Sunday 13 September 2015

The Hostage 1 (version)

It was an autumn afternoon when the high school building was shut down. Everything was done quietly, almost secretly, as the wet leaves drooped from nearby trees, and slight whisks of wind stirred them up into piles.
The school itself was grey, solemn, with dark windows and a fearful, forbidding air. The hostages were grouped together in a high room, overlooking a grim parade-ground. The room had formerly been utilised as a headmaster's study, and was filled with collegiate accoutrements, rather dusty and old-fashioned in the dimness of the room. There was a mortar-board, an old globe beside bookshelves crammed with leather-bound volumes. The window was of a handsome old construction, rusted-shut long before. In that room one had the feeling that something beautiful had once taken place there, looking from the windows had once been a joy, you could gaze on a bright emerald cricket lawn bathed in glorious sunlight, and wet with dew.

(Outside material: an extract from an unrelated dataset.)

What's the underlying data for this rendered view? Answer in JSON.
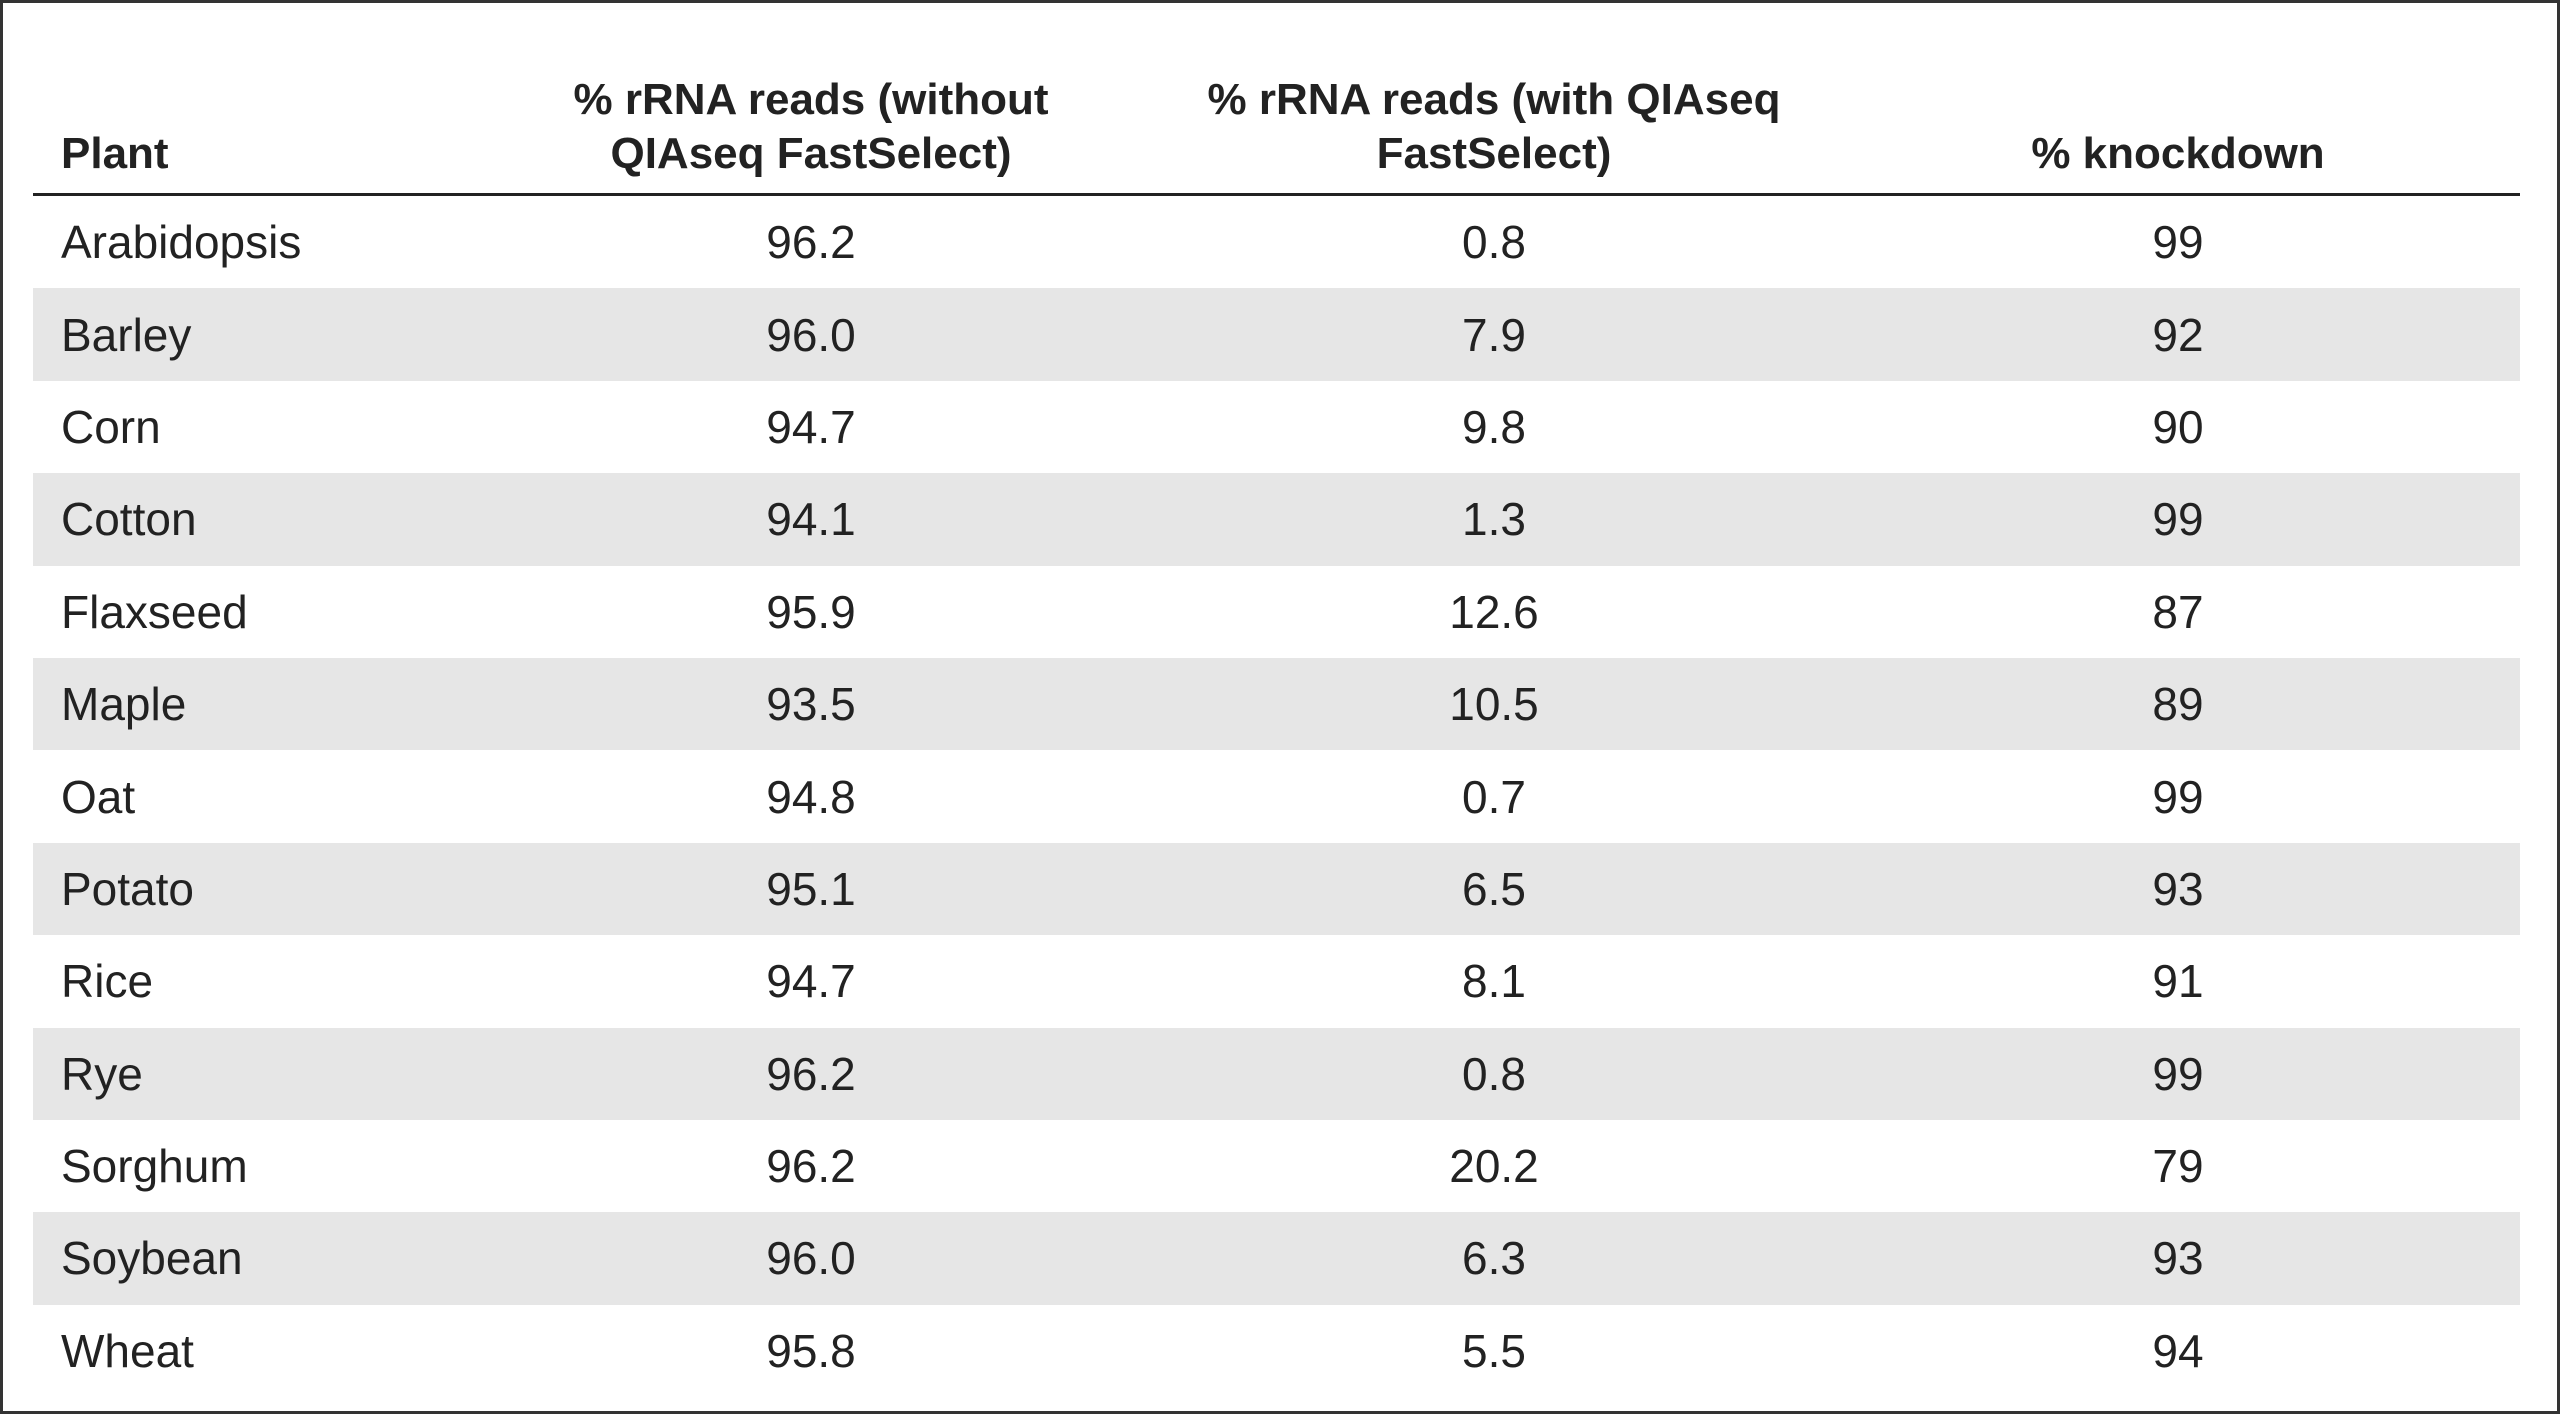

Beyond the window you could see the crumbling granite cornices and cupolas of this neglected building.
Incongruously, though, there was also a large, old-fashioned kind of double bed in the room, with crisp linen and a heavy wrought-iron bedstead, which took up a lot of space so that the people in the room had to manoeuvre around it uncomfortably. Assembled in this brown, dusty room were perhaps a dozen people, all of them frightened out of their wits, for they were being held hostage. All of them were confused and sweating, afraid for their lives.